Incredibly stupid criminals.
Like most of us, at some point or another, an ancient password of mine leaked in a hack from somewhere. The only account that used it was changed, obviously, years ago when it happened.
Some dumbass, likely with that list of emails and passwords, is sending out the weirdest blackmail demand ever. Unfortunately, it's one that could hit a lot of folks, it's just weirdly laughable here.
No, I'm not going to buy you 2000 bitcoin, because I made a whopping $800 last year, dumbest criminal in history, and you'd know the impossibility of that if you really 'had access to all of my computer information from the past year' as you claim. Truly. If you had even the tiniest smidge of brainpower, you'd pick a target with money.
You can't even name the 'weird porn site', and considering that my real name is on my facebook, which you also claim to have? Yeah, somehow I think you would have used that, too. Even the crazy stalker/harasser knows to randomly page me my real name from a guest account to be a proper terrorist!
It's a classic 'WE GOT VIDEO OF YOU MASTURBATING TO WEIRD PORN!' scam, which is especially funny since, uh... I haven't even had a sex drive for four or five years now. Something they'd also see the endless whining about if they had access to my computer! (It would also be physically impossible to masturbate at my desk even if I was so inclined, because of the way this desk is jury-rigged together. Like, how the hell would a fat woman with little t-rex arms and giant boobs even pull that off in a space as tight as a cockpit? I AM NOT THAT CREATIVE AND NOW I FEEL LIKE I'M A FAILURE AT SOMETHING I DON'T EVEN CARE ABOUT OMG YOU ASSHOLE CRIMINAL!) That long standing joke about 'of course I type one-handed, where else am I going to put my cigarette?' is not a joke.
This doesn't worry me, but it does terrify me for people like my dad, who definitely lives by 'the internet is for porn' and is not very internet savvy. (Admittedly, he'd know this was nonsense as he doesn't have a facebook account... I'd HOPE.)
Dear internets: I really do not like having to send off a report to the FBI before my morning coffee. This being the third time I've had to do so over the past year or so? Please contain your collective crazies, maybe on a farm with no internet access, save for the live feed sent to pay-per-view so we can all enjoy watching them go Lord of the Flies on each other in the most pathetic way possible before descending into cannibalism. I might actually be willing to masturbate to that.
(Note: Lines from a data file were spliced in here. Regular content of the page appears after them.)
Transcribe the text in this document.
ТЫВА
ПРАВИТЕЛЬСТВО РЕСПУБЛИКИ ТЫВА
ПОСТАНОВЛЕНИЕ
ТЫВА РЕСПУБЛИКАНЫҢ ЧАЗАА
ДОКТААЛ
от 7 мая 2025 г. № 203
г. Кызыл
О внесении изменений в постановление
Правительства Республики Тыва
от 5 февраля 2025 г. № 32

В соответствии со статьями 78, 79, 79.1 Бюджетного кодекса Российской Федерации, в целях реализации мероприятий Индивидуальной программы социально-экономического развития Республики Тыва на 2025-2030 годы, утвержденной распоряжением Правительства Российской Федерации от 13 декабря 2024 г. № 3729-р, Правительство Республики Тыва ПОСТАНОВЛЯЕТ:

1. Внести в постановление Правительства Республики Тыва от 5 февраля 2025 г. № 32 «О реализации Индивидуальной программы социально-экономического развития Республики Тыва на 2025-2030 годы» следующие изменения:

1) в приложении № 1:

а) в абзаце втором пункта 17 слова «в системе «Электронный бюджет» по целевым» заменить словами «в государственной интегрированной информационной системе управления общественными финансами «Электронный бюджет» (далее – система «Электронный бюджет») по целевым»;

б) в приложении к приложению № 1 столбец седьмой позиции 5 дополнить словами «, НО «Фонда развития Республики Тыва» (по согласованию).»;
You are right, though, stupid internet criminal. The stuff that gets me all excited is super weird! I may not get moist for anything these days, but damn if a collection of Klimt and Mucha and Amano doesn't get my heart racing. Romeo Gigli coats from the 80s? SWOONVILLE, BABY. Let's not even get started on Victorian Gothic Revival furniture, or we'll be here all day. GoT costumes in detail? All the flutters. An actually good horror movie? AWWWWWWYISSSSSSSSS.
Dear moronic internet criminals: I understand that small minds typically project their own personal behavior patterns on others in an attempt to normalize them to themselves due to fear or shame that the behavior is unacceptable. It's super common. Sometimes it's related to behavior that is totally normal and actually fine, like you whacking it to, presumably, some sort of funky hentai in your mom's basement. Embrace your fetish -- or that character body pillow with the hole cut in it -- without shame, you do you! (Literally!) I know, you need that money badly to get a place of your own, so mom doesn't keep shouting down the stairs about where her lavender hand lotion went again.
P.S. Don't try to scam a broke, frigid, snarky-as-fuck fat old cow on the first day of brutal cramps shark week. It ain't gonna go well for you, buddy.